Что тяжело было – мы привозим им продукты, одежду, памперсы, а они там не все проукраинские были. Были разные люди. Кому-то привозишь помощь, а он сидит и ждет Россию, что она приедет и освободит его. И это был разрыв мозга: как? Ты же сам убежал из Славянска, захваченного ими! И убегаешь в подконтрольную Украине территорию, но сидишь и ждешь Россию.
Я слышала, когда в городе уже было мирно и обстрелы Мариуполя прекратились, город все равно ни на день не забывал о войне, потому что обстрелы были все равно слышны. Так ли это?

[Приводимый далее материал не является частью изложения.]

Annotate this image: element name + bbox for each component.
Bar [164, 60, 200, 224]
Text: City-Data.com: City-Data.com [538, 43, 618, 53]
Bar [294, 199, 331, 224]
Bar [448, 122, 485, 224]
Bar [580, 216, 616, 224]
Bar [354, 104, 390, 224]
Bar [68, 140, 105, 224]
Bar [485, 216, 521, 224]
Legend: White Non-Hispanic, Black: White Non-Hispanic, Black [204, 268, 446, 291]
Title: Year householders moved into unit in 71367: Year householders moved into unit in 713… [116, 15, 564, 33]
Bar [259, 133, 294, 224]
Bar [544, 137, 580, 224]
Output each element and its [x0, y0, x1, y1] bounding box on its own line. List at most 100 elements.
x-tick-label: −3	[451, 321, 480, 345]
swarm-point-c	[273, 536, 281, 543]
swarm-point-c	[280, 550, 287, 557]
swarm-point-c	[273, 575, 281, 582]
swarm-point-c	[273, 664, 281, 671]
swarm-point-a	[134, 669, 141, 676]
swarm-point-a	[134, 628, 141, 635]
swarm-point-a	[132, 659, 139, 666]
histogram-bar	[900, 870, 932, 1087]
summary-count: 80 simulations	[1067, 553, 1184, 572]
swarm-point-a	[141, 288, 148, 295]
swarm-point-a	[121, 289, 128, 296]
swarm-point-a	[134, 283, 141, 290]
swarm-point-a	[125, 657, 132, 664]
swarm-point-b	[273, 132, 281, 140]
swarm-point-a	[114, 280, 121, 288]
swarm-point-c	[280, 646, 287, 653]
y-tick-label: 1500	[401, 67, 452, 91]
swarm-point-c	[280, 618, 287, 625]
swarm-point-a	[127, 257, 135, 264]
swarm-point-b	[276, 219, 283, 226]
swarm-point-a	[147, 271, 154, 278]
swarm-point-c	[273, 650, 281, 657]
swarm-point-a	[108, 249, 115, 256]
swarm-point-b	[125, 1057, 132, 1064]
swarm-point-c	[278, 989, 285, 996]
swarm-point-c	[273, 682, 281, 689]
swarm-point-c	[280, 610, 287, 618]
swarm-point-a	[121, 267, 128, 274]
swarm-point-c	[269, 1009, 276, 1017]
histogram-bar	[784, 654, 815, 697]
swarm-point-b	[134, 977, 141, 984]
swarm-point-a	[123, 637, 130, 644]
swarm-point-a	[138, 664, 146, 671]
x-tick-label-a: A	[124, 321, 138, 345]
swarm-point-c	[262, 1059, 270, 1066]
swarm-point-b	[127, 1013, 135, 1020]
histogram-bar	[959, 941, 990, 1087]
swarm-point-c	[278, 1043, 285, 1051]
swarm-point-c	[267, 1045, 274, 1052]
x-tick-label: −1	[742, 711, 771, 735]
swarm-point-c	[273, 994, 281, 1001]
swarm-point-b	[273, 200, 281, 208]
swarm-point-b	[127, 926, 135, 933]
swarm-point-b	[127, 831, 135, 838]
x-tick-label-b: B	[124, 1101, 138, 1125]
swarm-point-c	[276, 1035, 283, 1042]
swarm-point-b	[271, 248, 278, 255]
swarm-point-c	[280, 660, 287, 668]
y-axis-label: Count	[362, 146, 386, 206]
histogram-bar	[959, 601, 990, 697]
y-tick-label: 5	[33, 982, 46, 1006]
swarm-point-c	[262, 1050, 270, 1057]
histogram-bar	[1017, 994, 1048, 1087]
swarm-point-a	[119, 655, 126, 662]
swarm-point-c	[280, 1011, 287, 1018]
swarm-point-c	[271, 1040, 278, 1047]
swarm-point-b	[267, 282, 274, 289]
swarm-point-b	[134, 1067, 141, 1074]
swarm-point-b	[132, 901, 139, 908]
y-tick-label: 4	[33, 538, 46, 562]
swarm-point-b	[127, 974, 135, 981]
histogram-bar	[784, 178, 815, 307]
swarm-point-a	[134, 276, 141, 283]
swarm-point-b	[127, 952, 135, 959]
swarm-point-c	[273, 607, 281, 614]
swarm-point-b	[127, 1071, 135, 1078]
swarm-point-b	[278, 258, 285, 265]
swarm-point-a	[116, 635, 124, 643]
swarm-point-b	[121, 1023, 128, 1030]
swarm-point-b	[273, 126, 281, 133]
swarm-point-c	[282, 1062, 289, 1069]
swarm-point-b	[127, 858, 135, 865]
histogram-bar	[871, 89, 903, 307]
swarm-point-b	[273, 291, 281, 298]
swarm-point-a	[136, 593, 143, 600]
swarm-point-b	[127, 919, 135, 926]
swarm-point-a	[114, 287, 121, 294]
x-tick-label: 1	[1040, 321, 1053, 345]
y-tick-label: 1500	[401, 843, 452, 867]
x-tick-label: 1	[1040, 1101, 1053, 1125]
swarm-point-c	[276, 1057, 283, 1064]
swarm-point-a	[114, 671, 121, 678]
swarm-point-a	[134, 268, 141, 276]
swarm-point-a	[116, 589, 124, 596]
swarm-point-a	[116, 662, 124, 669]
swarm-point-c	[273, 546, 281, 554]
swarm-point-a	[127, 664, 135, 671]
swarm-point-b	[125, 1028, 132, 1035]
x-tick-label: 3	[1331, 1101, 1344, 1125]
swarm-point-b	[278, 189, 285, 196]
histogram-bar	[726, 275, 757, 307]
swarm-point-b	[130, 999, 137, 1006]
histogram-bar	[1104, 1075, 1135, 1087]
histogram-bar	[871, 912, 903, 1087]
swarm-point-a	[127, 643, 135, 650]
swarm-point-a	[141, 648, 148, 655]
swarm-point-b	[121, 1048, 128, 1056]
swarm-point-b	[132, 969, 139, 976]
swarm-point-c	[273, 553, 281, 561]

У меня дом находится на том самом «Восточном». За 5 минут езды – ты уже на передовой. Мы постоянно слышали бои. В 2014-2015 годах мы постоянно убегали из дома, потому что очень близко обстрелы были – стреляли по блокпостам, которые в километре от моего дома. Взяли сумки, выехали, затихло – возвращаемся домой. Опять обстрел. На порог становишься – опять «Грады» работают, опять собираешься и уезжаешь.
Даже когда бои под самим городом прекратились, действительно, постоянно было слышно. Из того же Водяного, например. Смотря, чем работали. Если «Грады» – было очень хорошо все слышно. Но все же страх, он притупляется. Сначала мы очень пугались, когда слышали автоматные очереди. Слышишь выстрели – и страшно безумно. Потом начались минометные обстрелы, Д-30, «Грады». Сначала ты убегаешь. А потом по звуку начинаешь ориентироваться: это от нас или по нам. Когда слышишь, что наши – думаешь, спи дальше. Мы настолько ко всему этому привыкли, что перестали бояться. На посты приезжали за две минуты до обстрелов с «Градов», во время плотных обстрелов даже. Как-то звонят ребята: «У нас батарейки на тепловизоры сели и нет еды». Мы наделали с мужем бутербродов, купили что нужно. В перерыве между обстрелами привозили, клали сумки возле входа в блиндаж и быстро убегали. А парни между обстрелами выбегали, хватали эти сумки и опять в блиндаж прятались. Это сейчас страшно думать, что мы тогда могли умереть, но тогда страха не было совсем.
Знаешь, что еще было страшно? Когда все это начиналось, мы не могли активно писать в соцсетях. Мои военные как-то задержали машину с Новоазовска с бюллетенями, в которых уже галочки стояли для так называемого этого «референдума». Я не знала ни одного журналиста тогда, звонила всем подряд, искала журналистов, которые могли бы это все осветить, показать что происходит. Потому что потом началось, что вся Донецкая область – одни сепаратисты. И это было очень больно. Мне хотелось просто всем кричать: «Это не так! Не бросайте нас, пожалуйста! Мы тут есть, и мы за Украину!» Когда освободили город, и люди начали выходить и открыто показывать свою позицию, тогда начались первые ласточки того, что нас услышали – нам начали передавать флаги, слова поддержки. И вот тогда стало по-настоящему тепло – что нас не бросили, что мы все же – едины.